In those times, I encounter a values decision. Will I sacrifice what I believe and hold most dear? The question should be easy to answer, but it isn’t in the lean times. Bills come due, and I worry about making ends meet; my emails go unanswered, and I worry no other opportunities will arise. I worry and fret and stew.

However, more than the decision causes anxiety. I worry, too, about the repercussions of a positive or negative response. If I say “no,” even if said with gentleness and respect, the potential client could blackball me, tell other people to not work with me because I’m “stupid” or “narrow-minded.”

Saying “yes” delivers its own worries: the cost to my heart and soul. If I say “yes,” something within me will break, perhaps be irreparably shattered. I will disclose that I love myself more than the One who made and saved me. In addition, I will lose my sense of stability and steadiness because I now on nothing but my own opinion.

Integrity Offers Comfort

My opinion, though, changes. It’s like the FDA regulations about butter, bacon, or some other foodstuff. One year, the product will kill me; the next, I’ll die if I don’t eat more of it. My opinion fluctuates just as widely but much more frequently.
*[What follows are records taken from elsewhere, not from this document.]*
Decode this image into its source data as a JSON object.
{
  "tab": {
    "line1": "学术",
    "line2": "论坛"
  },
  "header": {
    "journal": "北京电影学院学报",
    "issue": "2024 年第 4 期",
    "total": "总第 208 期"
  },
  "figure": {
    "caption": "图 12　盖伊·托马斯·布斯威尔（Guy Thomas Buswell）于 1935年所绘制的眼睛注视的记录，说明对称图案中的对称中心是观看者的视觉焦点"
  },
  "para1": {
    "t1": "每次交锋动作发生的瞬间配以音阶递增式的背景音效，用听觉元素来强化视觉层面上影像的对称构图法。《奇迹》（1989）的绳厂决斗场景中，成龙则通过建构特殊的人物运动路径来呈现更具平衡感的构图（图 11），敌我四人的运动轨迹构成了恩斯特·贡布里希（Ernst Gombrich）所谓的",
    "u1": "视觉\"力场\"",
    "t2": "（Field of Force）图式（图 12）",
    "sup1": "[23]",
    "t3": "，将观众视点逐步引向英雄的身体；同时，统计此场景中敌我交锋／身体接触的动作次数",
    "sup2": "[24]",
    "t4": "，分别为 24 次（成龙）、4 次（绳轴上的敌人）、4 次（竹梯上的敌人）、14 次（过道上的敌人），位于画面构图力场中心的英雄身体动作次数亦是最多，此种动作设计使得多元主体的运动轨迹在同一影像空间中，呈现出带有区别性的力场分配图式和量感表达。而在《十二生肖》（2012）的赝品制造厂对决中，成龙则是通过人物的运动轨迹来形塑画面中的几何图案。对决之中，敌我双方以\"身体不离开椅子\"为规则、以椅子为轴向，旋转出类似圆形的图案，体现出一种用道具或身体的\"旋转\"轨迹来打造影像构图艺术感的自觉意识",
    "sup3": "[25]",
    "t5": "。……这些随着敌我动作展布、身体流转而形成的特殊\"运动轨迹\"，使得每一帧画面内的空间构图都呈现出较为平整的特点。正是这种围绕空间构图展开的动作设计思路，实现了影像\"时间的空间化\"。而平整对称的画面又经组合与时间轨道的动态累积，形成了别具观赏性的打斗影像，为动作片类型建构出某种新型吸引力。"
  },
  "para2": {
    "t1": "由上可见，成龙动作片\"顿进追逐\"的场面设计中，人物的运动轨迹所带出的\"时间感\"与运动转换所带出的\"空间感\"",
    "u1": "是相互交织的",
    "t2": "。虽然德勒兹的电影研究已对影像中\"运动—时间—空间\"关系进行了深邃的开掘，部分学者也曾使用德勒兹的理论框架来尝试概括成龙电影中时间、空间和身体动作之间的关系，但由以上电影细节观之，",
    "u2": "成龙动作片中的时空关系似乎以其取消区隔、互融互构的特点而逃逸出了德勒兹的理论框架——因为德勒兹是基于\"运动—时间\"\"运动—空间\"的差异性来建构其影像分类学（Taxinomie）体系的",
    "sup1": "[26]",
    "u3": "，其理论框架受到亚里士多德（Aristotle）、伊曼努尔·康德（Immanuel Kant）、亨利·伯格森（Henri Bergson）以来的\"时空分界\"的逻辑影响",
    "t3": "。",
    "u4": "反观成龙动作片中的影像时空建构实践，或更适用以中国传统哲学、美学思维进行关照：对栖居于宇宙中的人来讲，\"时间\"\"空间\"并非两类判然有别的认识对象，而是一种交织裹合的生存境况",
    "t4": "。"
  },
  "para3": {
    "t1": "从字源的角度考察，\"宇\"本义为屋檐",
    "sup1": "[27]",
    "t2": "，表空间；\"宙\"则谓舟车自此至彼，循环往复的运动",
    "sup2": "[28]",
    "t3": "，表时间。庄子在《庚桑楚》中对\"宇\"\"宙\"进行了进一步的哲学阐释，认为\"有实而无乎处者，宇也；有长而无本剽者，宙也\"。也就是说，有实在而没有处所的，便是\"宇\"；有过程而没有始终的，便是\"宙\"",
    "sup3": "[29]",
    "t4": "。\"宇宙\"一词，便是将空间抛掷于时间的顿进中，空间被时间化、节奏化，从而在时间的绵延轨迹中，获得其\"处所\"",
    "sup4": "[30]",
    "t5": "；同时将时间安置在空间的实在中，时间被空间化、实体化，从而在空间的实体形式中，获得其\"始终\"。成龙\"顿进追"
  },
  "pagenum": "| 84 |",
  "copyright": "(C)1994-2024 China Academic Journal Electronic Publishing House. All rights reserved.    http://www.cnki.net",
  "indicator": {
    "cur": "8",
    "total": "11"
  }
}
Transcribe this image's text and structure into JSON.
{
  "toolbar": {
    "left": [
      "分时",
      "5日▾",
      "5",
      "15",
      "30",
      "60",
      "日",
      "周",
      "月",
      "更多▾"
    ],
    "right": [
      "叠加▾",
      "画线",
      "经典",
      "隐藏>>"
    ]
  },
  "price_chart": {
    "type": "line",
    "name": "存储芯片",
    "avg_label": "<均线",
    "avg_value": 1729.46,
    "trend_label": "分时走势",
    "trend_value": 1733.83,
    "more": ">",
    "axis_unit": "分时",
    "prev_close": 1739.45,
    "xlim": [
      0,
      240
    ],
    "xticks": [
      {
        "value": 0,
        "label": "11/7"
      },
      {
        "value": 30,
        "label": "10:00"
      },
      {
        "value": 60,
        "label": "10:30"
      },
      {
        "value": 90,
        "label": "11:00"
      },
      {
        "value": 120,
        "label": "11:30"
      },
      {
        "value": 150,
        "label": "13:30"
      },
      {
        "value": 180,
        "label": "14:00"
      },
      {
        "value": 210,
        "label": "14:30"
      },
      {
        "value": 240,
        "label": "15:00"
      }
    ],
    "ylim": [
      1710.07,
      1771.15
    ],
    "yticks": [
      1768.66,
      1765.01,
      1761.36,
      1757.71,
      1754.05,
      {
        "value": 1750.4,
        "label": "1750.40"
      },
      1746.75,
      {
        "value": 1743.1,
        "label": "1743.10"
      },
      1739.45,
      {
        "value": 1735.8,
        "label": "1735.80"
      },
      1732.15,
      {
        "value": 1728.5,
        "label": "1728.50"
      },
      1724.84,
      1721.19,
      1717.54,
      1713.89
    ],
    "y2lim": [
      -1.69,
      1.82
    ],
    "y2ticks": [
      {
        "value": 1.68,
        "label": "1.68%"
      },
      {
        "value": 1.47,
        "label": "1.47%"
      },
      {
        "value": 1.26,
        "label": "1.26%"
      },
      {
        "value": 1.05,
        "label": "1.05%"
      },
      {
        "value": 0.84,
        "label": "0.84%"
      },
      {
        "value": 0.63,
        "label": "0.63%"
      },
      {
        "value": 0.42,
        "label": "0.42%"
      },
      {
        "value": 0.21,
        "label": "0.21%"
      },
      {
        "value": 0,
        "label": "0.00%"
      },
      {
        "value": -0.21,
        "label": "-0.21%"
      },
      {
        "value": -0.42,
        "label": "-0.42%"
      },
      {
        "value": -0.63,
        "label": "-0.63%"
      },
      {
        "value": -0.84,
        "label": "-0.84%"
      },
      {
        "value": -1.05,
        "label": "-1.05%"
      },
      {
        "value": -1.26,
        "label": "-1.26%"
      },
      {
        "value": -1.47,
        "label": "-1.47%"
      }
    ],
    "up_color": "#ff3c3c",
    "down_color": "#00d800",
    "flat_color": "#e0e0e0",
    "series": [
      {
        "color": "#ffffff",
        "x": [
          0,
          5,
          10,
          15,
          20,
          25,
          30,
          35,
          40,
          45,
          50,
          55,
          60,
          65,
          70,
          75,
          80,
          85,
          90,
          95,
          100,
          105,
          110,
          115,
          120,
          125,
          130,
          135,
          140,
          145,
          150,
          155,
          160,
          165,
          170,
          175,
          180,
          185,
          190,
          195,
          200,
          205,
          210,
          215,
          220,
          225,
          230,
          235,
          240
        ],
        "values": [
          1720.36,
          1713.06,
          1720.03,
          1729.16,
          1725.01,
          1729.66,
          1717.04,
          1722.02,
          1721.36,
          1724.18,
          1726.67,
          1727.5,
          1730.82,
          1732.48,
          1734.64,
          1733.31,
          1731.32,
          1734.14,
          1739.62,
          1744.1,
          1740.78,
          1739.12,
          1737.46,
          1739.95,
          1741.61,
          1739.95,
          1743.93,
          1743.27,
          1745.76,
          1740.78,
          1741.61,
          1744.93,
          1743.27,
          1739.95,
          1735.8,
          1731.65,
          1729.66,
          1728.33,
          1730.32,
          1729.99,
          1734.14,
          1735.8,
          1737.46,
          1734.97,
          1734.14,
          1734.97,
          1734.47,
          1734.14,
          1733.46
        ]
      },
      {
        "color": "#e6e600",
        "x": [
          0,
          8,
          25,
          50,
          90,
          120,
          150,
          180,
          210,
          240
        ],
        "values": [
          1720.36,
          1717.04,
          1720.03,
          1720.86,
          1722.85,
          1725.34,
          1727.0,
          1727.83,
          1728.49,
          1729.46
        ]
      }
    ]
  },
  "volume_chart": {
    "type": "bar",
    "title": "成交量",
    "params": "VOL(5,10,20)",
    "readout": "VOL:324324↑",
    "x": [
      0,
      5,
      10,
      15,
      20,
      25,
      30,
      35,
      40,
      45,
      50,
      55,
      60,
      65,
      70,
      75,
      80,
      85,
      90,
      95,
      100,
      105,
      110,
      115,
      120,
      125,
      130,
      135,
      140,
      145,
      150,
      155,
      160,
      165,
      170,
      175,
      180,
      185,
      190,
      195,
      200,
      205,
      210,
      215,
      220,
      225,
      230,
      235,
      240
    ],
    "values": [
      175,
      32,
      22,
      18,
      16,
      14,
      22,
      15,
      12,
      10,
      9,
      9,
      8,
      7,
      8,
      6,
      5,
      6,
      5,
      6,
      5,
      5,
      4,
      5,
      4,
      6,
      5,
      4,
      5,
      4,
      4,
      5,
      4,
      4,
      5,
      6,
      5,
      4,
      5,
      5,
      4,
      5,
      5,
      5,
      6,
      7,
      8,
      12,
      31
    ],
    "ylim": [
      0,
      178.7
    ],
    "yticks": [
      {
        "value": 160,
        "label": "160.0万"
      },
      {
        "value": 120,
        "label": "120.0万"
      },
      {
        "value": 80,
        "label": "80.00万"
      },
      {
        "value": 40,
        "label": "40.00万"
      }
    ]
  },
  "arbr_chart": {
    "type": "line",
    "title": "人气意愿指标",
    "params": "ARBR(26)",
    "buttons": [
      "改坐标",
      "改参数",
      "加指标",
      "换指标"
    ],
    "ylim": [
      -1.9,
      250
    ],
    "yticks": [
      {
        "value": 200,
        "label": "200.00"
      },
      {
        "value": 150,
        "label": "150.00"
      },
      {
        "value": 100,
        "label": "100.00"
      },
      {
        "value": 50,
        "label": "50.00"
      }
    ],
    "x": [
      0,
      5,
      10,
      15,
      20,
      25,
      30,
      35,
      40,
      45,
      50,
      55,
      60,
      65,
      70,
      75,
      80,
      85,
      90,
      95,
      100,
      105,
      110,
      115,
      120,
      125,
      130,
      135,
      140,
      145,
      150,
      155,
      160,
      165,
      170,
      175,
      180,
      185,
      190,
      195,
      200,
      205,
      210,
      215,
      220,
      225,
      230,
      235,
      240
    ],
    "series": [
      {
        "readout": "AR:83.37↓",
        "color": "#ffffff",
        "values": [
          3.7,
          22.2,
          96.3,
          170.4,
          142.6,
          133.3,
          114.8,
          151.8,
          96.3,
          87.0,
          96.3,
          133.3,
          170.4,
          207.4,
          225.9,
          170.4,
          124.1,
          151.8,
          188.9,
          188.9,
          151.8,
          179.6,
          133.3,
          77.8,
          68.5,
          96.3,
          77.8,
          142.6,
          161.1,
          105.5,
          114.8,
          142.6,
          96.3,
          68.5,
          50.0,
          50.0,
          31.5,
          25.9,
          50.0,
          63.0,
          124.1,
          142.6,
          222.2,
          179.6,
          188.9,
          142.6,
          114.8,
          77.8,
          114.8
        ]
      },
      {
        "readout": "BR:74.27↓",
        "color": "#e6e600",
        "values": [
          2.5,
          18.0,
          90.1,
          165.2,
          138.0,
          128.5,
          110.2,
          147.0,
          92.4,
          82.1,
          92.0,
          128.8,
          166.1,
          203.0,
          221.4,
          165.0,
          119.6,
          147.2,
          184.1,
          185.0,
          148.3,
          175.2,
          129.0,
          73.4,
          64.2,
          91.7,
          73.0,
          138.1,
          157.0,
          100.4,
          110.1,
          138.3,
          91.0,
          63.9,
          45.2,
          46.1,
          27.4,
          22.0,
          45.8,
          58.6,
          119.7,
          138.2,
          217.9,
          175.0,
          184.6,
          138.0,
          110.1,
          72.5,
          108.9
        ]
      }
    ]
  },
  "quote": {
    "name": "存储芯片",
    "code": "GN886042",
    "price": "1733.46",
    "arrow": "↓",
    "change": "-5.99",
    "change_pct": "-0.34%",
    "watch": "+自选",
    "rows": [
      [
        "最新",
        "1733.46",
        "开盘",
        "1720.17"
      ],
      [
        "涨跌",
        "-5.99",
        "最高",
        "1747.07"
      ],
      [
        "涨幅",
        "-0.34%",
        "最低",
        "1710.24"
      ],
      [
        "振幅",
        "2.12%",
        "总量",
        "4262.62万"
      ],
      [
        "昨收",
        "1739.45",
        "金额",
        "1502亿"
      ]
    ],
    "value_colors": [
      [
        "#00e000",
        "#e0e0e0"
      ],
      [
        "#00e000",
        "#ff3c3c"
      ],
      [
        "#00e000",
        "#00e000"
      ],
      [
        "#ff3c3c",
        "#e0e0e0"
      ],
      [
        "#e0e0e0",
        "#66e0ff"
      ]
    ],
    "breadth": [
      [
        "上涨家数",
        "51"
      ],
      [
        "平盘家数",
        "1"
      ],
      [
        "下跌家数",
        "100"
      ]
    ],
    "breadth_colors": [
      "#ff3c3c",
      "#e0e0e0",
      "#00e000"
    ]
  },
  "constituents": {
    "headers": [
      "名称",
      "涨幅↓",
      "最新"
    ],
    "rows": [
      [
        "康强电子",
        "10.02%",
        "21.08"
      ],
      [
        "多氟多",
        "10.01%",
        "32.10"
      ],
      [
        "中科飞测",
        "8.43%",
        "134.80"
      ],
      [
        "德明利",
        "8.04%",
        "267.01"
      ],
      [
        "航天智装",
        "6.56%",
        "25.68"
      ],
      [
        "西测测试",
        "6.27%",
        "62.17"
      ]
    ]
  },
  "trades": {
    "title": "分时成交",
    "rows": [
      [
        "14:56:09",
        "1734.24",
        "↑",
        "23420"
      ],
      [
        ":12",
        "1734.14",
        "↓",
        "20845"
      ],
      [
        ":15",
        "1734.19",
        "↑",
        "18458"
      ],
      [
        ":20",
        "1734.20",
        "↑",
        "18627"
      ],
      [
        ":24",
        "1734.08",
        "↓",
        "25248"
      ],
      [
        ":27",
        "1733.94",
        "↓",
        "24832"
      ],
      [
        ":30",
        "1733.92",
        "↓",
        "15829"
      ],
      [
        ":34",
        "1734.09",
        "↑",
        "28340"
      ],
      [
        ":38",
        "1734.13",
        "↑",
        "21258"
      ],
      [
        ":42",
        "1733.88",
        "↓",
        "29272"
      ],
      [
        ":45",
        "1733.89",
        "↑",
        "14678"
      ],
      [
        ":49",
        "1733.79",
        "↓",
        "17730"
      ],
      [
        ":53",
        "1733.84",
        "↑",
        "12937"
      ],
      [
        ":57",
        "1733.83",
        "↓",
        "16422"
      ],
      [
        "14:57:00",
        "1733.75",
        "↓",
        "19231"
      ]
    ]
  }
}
Because of that, I cannot rely on my opinion. Nor can I set my hope in how a current or potential client might respond to my answer about a project, policy, or other matter. I do not control that outcome; I only own how I behave in the midst of the situation.

In light of that, I choose to let integrity guide my words and actions. Integrity — sticking to what I believe and value regardless of circumstance — makes me unwavering and strong. It offers comfort, too, because I no longer find contentment in circumstances or people’s opinions. I find it in God and his word, the Bible. I rest in him, letting God direct how I think and therefore act.

Integrity: Joseph Enslaved

The Bible contains many stories about people who either operate out of integrity or don’t. Joseph may be one of the most well known examples; he suffers a great deal and with little cause. His brothers sell him to slavers because he can’t keep quiet about his dreams. (An aside: Joseph should have been a bit more circumspect, wise, and humble when going around saying he’d rule over his brothers one day.)

Joseph ends up in Egypt where he first serves in Potiphar’s household. He serves well, so well, in fact, that Potiphar gives him additional responsibilities. Unfortunately, Joseph’s service brings him into contact with Potiphar’s wife, and she decides she has to have him.

Joseph refuses, telling her Potiphar trusts him with the household and her. He cannot violate that trust. The wife refuses to listen and entraps Joseph in her bed. He flees from her, only to be brought up on charges of rape and imprisoned.

Integrity: Joseph in Prison

Joseph excels even in the prison environment. He becomes known as the dream interpreter, garnering attention from not only the jailer but also Pharaoh himself. When Pharaoh’s advisers fail to interpret his dreams about some creepy cows, Joseph is called to the court.

He translates the dream, saying the Egyptians need to prepare for a time of plenty and a time of famine. Joseph’s wisdom, humility, and presence so impress Pharaoh that the ruler exalts Joseph to a position second only to the throne. When Joseph encounters his brother in that role, he says something telling, “What you meant for harm, God meant for good.”

How could Joseph say such a thing? Why doesn’t he throw his brothers into jail? His brothers most certainly would have. Joseph responds as he does because of integrity, an integrity not merely tied to treating people with dignity and respect but tied to the Creator of the universe.

Integrity Produces Endurance

Joseph’s belief in the all-powerful, all-knowing God enables him to act the same in every situation, good or bad. He never compromises that belief; he doesn’t take advantage of Potiphar or the wife, nor does he complain to the jailer about his wrongful imprisonment. Joseph serves, steadily and honorably. He does what is right because he rests in the God who is just, loving, and kind. Joseph acts with integrity, in all seasons.